OBJECTIVE: The aims of this study were (1) to explore whether the experience at the Radcliffe Infirmary (Oxford, UK) supported the use of combined approach tympanoplasty for cholesteatoma, by determining the rate of disease at subsequent surgery, and (2) to assess whether this rate differed from findings reported elsewhere in the literature, possibly due to the effect of using an oto-endoscope.

STUDY DESIGN: Retrospective case review, with data entered prospectively for operations performed by a single surgeon.

SETTING: Tertiary referral hospital.

PATIENTS: Between January 1998 and December 2004 inclusive, 66 patients underwent 68 primary procedures, with data available for all 'second looks'.

INTERVENTIONS: Diagnostic and therapeutic operations for cholesteatoma were performed.

MAIN OUTCOME MEASURES: All patients in this study attended follow up and underwent a second look operation, during which the rate of residual and recurrent cholesteatoma was determined. An oto-endoscope was used at all primary and subsequent surgery.
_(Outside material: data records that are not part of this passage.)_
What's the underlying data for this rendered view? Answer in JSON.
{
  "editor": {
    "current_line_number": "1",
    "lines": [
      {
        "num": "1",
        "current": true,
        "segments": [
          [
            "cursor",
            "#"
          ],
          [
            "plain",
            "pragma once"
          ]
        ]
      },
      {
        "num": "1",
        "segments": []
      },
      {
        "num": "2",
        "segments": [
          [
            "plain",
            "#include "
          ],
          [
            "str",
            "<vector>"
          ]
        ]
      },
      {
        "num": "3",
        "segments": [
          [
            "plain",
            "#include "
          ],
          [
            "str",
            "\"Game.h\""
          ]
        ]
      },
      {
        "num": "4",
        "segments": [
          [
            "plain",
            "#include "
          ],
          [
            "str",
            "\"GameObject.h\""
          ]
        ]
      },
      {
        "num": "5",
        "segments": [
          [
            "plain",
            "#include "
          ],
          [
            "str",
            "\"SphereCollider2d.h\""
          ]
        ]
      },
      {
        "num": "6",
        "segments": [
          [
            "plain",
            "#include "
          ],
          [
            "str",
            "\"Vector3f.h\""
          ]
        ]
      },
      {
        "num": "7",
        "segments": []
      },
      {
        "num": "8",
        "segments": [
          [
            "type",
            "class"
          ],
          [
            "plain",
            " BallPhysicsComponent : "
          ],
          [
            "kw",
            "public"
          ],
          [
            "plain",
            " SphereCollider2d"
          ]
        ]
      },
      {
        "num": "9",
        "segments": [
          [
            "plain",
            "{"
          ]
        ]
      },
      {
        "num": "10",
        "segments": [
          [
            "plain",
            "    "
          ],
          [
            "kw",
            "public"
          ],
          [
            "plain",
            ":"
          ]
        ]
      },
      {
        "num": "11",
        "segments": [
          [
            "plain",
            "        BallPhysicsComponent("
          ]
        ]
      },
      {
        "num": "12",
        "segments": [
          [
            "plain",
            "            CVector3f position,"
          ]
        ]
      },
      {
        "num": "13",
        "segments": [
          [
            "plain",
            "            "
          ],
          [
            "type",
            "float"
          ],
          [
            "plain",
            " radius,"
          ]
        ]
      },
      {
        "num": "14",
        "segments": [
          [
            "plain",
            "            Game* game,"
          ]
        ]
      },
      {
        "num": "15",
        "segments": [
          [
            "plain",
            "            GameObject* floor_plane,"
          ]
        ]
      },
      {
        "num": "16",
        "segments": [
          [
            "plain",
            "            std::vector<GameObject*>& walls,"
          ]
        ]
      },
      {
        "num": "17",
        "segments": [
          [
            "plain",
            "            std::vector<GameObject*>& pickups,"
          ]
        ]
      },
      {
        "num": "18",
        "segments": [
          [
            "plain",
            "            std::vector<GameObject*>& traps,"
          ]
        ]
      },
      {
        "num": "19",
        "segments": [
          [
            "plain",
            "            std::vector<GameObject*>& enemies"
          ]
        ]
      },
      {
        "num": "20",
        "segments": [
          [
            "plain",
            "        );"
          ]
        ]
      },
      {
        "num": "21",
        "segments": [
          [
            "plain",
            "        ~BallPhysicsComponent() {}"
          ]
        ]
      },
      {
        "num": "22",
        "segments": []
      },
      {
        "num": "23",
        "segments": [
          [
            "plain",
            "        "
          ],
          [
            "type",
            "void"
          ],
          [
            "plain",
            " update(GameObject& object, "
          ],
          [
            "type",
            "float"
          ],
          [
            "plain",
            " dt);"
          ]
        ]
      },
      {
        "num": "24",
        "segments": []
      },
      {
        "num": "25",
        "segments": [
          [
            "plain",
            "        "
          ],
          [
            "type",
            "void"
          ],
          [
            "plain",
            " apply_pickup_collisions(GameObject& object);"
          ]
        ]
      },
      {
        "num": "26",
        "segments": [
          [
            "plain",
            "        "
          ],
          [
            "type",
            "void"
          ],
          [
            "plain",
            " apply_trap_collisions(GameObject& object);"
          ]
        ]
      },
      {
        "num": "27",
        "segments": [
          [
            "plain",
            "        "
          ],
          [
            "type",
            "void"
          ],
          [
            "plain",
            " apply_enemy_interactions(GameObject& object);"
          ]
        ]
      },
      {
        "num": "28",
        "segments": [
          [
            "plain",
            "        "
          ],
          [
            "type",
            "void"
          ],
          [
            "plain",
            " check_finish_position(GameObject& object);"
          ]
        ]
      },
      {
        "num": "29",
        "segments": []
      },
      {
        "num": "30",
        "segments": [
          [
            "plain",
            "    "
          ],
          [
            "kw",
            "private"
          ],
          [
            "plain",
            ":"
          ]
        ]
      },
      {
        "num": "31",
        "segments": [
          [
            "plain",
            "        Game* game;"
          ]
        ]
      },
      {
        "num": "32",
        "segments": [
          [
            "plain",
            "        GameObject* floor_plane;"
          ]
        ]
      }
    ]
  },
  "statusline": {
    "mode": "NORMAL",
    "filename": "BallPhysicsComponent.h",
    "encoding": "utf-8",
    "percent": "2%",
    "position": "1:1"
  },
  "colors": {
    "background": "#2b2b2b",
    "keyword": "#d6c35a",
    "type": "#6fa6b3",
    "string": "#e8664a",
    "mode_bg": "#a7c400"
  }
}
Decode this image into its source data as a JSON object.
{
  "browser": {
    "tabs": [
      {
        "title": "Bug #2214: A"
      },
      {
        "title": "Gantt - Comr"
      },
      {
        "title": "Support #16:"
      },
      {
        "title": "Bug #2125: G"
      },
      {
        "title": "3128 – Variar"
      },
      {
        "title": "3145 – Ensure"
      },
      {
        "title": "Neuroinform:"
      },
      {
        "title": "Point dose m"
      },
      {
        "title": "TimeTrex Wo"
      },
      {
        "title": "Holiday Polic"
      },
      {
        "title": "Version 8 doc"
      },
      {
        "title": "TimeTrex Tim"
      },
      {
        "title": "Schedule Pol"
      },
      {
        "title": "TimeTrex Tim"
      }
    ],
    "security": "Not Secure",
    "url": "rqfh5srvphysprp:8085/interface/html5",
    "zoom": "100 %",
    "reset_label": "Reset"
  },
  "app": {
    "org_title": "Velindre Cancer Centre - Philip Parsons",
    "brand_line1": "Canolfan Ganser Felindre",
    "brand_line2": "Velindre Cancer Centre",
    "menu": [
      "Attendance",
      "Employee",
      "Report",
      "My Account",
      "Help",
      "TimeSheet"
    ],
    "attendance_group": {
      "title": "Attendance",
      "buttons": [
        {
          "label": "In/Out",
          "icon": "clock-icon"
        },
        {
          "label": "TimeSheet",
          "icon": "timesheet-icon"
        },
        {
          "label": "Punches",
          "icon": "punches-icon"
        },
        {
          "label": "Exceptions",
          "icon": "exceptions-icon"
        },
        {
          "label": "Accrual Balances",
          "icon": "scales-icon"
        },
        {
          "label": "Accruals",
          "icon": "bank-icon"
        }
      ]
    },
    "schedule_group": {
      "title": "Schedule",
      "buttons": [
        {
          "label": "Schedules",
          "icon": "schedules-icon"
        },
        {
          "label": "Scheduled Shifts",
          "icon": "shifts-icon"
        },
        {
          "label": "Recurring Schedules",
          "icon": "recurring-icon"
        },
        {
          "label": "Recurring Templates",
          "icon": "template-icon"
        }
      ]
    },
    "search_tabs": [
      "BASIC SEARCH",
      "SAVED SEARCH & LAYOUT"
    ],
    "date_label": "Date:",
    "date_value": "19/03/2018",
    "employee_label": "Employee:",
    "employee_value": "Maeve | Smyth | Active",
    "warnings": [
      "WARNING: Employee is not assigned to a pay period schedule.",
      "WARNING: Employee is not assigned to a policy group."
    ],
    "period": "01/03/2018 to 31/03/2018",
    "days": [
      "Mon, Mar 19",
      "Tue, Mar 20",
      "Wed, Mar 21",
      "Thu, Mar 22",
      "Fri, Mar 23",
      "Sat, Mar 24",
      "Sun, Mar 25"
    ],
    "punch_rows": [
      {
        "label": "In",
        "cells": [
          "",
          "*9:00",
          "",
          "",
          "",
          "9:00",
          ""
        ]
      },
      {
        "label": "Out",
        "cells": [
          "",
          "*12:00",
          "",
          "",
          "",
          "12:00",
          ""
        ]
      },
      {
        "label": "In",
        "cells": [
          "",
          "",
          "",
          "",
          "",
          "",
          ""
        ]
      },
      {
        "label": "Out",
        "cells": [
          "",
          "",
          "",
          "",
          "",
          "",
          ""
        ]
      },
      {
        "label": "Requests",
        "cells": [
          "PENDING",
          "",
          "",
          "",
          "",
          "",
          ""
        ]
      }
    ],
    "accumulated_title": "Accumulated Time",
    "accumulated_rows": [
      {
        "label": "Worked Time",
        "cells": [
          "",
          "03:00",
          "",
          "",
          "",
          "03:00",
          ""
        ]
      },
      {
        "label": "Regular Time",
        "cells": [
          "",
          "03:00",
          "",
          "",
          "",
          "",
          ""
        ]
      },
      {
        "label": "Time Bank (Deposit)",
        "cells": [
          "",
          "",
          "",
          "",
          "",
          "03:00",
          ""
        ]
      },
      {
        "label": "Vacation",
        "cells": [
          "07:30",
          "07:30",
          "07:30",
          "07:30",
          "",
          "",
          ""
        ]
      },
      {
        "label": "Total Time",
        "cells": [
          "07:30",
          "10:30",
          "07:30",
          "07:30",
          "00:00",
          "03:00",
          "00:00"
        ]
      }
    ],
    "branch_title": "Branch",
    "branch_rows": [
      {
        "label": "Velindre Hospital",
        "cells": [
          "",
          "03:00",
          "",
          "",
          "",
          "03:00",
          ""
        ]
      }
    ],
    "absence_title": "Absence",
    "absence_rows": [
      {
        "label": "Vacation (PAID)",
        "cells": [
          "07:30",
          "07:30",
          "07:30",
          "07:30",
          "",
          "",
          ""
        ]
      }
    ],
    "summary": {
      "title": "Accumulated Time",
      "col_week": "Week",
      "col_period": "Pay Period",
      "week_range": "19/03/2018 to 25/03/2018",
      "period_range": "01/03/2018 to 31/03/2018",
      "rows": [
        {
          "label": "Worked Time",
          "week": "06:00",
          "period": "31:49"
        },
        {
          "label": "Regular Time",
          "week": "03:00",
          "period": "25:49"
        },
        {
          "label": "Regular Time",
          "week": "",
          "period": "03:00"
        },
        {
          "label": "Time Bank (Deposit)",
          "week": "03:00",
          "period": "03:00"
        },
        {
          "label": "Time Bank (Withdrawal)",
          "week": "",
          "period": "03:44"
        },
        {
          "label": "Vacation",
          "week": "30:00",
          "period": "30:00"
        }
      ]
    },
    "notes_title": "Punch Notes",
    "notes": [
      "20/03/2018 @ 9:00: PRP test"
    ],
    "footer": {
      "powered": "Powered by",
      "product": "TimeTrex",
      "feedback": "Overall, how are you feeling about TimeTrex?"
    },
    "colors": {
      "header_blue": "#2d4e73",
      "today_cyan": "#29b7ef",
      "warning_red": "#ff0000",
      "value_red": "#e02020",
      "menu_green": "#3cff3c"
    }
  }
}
RESULTS: The mean interval between the first and second combined approach tympanoplasty procedures was 16 months, and that between the second and third such procedures was 19 months (10 patients). One patient underwent a fourth combined approach tympanoplasty procedure, 17 months after a third such procedure. The rate of cholesteatoma at second combined approach tympanoplasty was 20.6 per cent (14/68); this was judged to be residual in 10 ears (14.7 per cent) and to be recurrent, with the redevelopment of retraction pockets, in four ears (5.9 per cent). The rate of cholesteatoma at third combined approach tympanoplasty was 20 per cent (two of 10); of these two, one patient had a small pearl in the middle ear removed with the aid of a potassium titanyl phosphate laser. There was no disease present in one patient at a fourth combined approach tympanoplasty. Only four patients required a modified radical mastoidectomy.

CONCLUSION: Cholesteatoma remains a disease with significant morbidity. Endoscope-assisted surgery may decrease the morbidity of second look surgery and may improve the clearance of disease in appropriately selected patients.